Share
 
Title
Presenter
Authors
Institutions

Background: The use of CHWs is a proven method for creating demand and promoting best practices for health services [1]; however while effective, supervision of CHWs has also proven to be the most challenging program element to implement [2].To address this gap, Society for Family Health (SFH) designed and implemented an electronic dashboard tool with the aim to better evaluate, monitor and provide feedback on the performance of CHWs at health facilities under the Gates VMMC Project.
Description: Between February and December 2015, 232 CHWs were deployed to 107 health facilities in three provinces. Key indicators were defined in order to measure the monthly performance of each CHW as well as inform effective program decisions. Tableau® reader software was used to import Excel spreadsheets containing CHW performance, segregated the information by creating a dashboard and presented data in graphical form. Reports generated provide information on CHWs and clients. Based on the data captured, we were able to determine the proportion of men who successfully came for VMMC services.

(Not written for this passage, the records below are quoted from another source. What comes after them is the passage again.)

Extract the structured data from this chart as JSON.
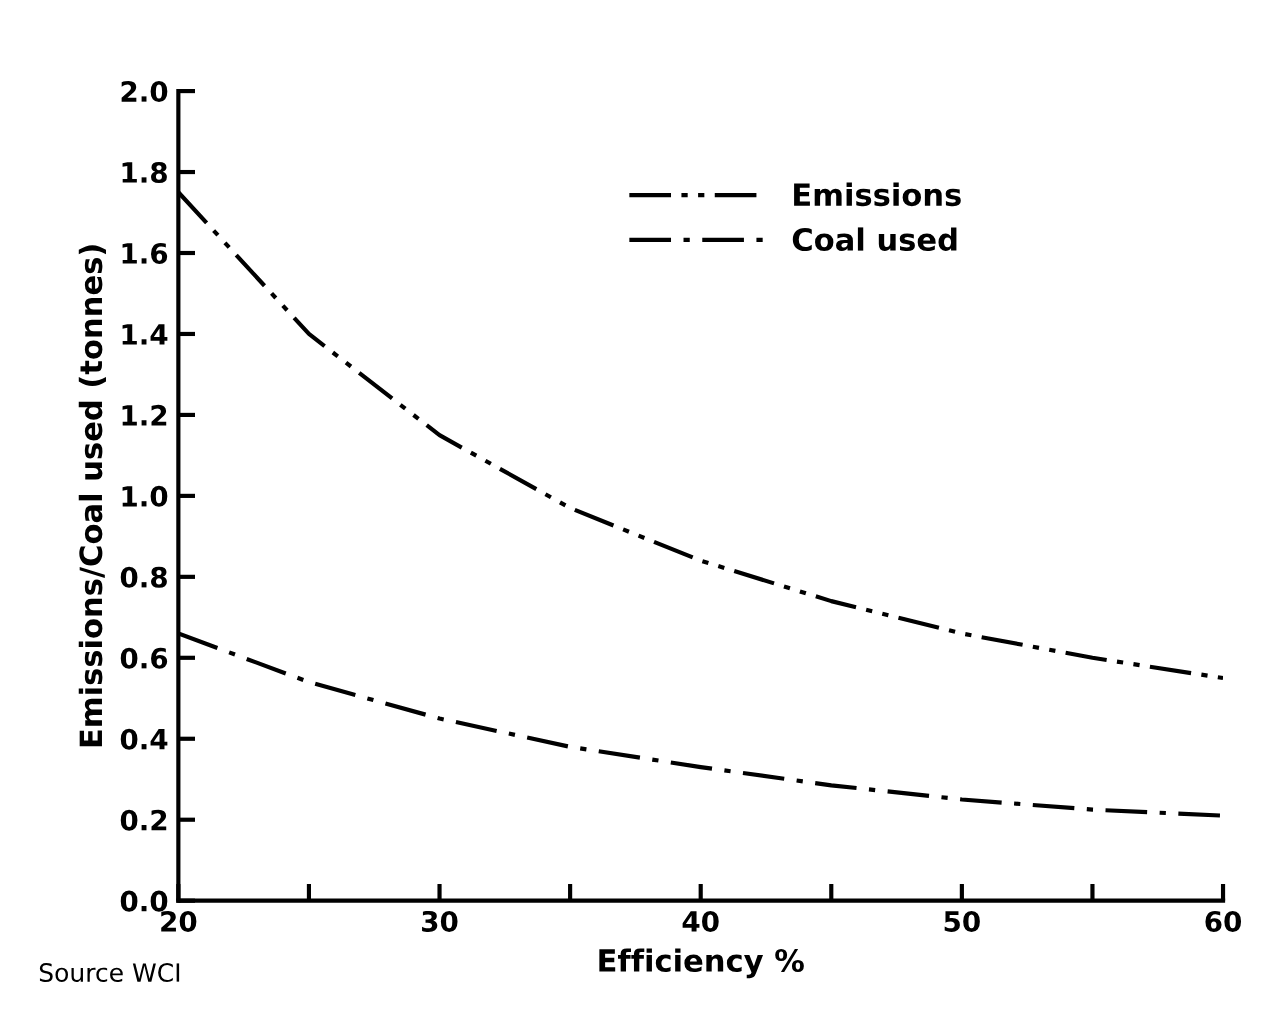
{
  "chart_data": {
    "type": "line",
    "xlabel": "Efficiency %",
    "ylabel": "Emissions/Coal used (tonnes)",
    "x": [
      20,
      25,
      30,
      35,
      40,
      45,
      50,
      55,
      60
    ],
    "series": [
      {
        "name": "Emissions",
        "color": "#000000",
        "values": [
          1.75,
          1.4,
          1.15,
          0.97,
          0.84,
          0.74,
          0.66,
          0.6,
          0.55
        ]
      },
      {
        "name": "Coal used",
        "color": "#000000",
        "values": [
          0.66,
          0.54,
          0.45,
          0.38,
          0.33,
          0.285,
          0.25,
          0.225,
          0.21
        ]
      }
    ],
    "xlim": [
      20,
      60
    ],
    "ylim": [
      0,
      2.0
    ],
    "xticks": [
      20,
      {
        "value": 25,
        "label": null
      },
      30,
      {
        "value": 35,
        "label": null
      },
      40,
      {
        "value": 45,
        "label": null
      },
      50,
      {
        "value": 55,
        "label": null
      },
      60
    ],
    "yticks": [
      {
        "value": 0,
        "label": "0.0"
      },
      {
        "value": 0.2,
        "label": "0.2"
      },
      {
        "value": 0.4,
        "label": "0.4"
      },
      {
        "value": 0.6,
        "label": "0.6"
      },
      {
        "value": 0.8,
        "label": "0.8"
      },
      {
        "value": 1.0,
        "label": "1.0"
      },
      {
        "value": 1.2,
        "label": "1.2"
      },
      {
        "value": 1.4,
        "label": "1.4"
      },
      {
        "value": 1.6,
        "label": "1.6"
      },
      {
        "value": 1.8,
        "label": "1.8"
      },
      {
        "value": 2.0,
        "label": "2.0"
      }
    ],
    "grid": false,
    "legend": "top right",
    "line_style": "dashed",
    "annotations": [
      "Source WCI"
    ]
  }
}
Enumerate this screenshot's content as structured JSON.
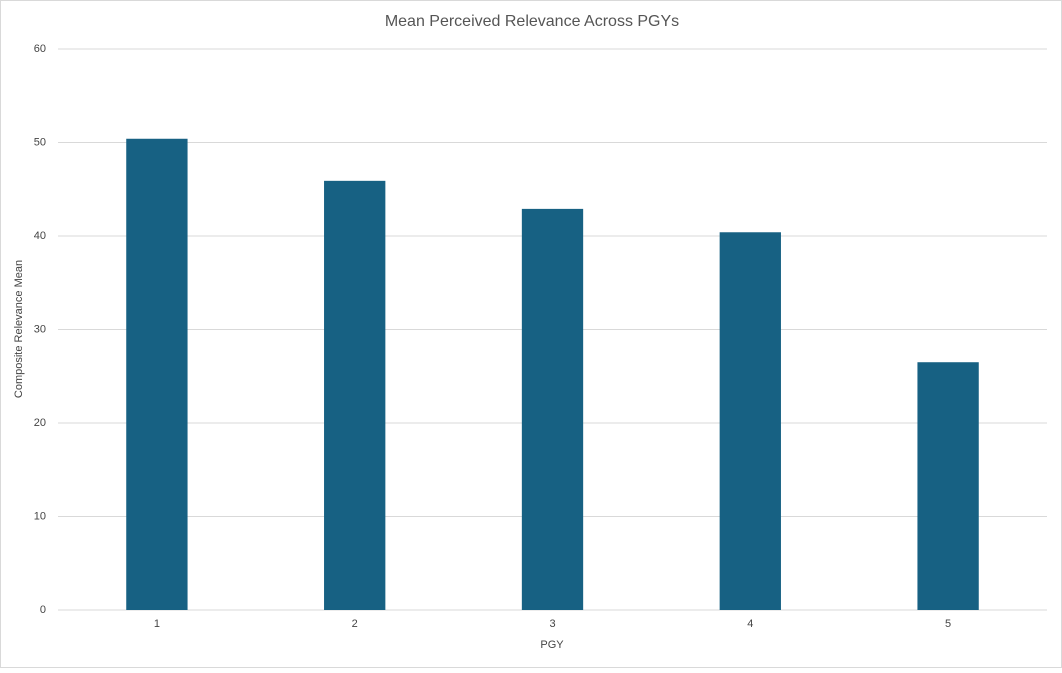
{
  "chart_data": {
    "type": "bar",
    "title": "Mean Perceived Relevance Across PGYs",
    "x_label": "PGY",
    "y_label": "Composite Relevance Mean",
    "categories": [
      "1",
      "2",
      "3",
      "4",
      "5"
    ],
    "values": [
      50.4,
      45.9,
      42.9,
      40.4,
      26.5
    ],
    "color": "#176183",
    "ylim": [
      0,
      60
    ],
    "yticks": [
      0,
      10,
      20,
      30,
      40,
      50,
      60
    ],
    "grid": true
  }
}
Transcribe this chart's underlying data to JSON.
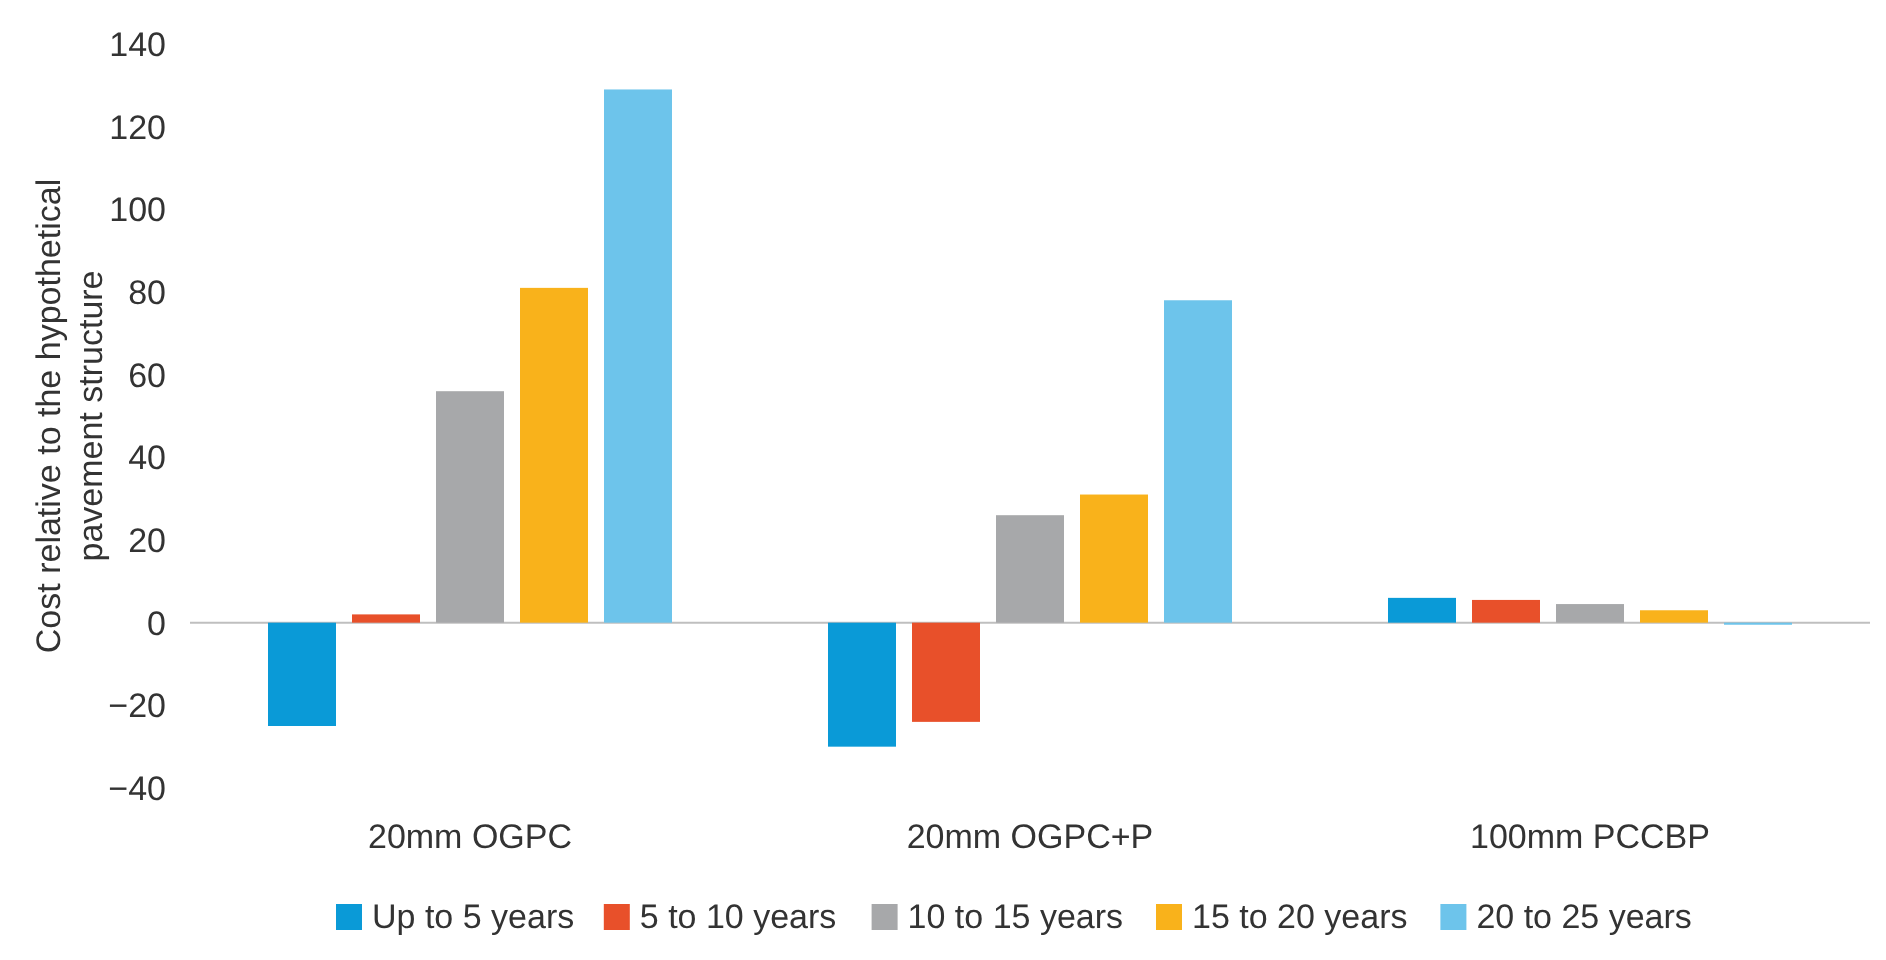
{
  "chart_data": {
    "type": "bar",
    "ylabel": "Cost relative to the hypothetical pavement structure",
    "categories": [
      "20mm OGPC",
      "20mm OGPC+P",
      "100mm PCCBP"
    ],
    "series": [
      {
        "name": "Up to 5 years",
        "color": "#0a9ad7",
        "values": [
          -25,
          -30,
          6
        ]
      },
      {
        "name": "5 to 10 years",
        "color": "#e8502a",
        "values": [
          2,
          -24,
          5.5
        ]
      },
      {
        "name": "10 to 15 years",
        "color": "#a7a8aa",
        "values": [
          56,
          26,
          4.5
        ]
      },
      {
        "name": "15 to 20 years",
        "color": "#f9b21b",
        "values": [
          81,
          31,
          3
        ]
      },
      {
        "name": "20 to 25 years",
        "color": "#6dc4eb",
        "values": [
          129,
          78,
          -0.5
        ]
      }
    ],
    "ylim": [
      -40,
      140
    ],
    "yticks": [
      {
        "value": -40,
        "label": "−40"
      },
      {
        "value": -20,
        "label": "−20"
      },
      0,
      20,
      40,
      60,
      80,
      100,
      120,
      140
    ],
    "legend": "bottom"
  }
}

Lessons learned: During the first half of the year 11,732 clients were booked by 65 CHWs, 6,111 (52%) of whom came for MC services; whilst in the later months when the dashboard was fully operational, 43,835 clients were booked by 232 CHWs and 20,555 (47%) came for MC services. Each CWH worked an average of 19 days in each month, and made an average of 53 bookings per month. An average of 25 clients turned up per CHW per month.
Conclusions/Next steps: The electronic dashboard is an efficient tool for supervising CHW performance, assuring adherence to quality standards and promoting fluid information sharing between community and organization. The application of robust M&E systems for monitoring demand creation activities should be in place at genesis of programs, particularly for improving supervision and feedback to CHWs. Based on our observations, improvements are underway to employ a more sophisticated data validation system on the backend in order allow for real time data collection and more accurate analysis of program data.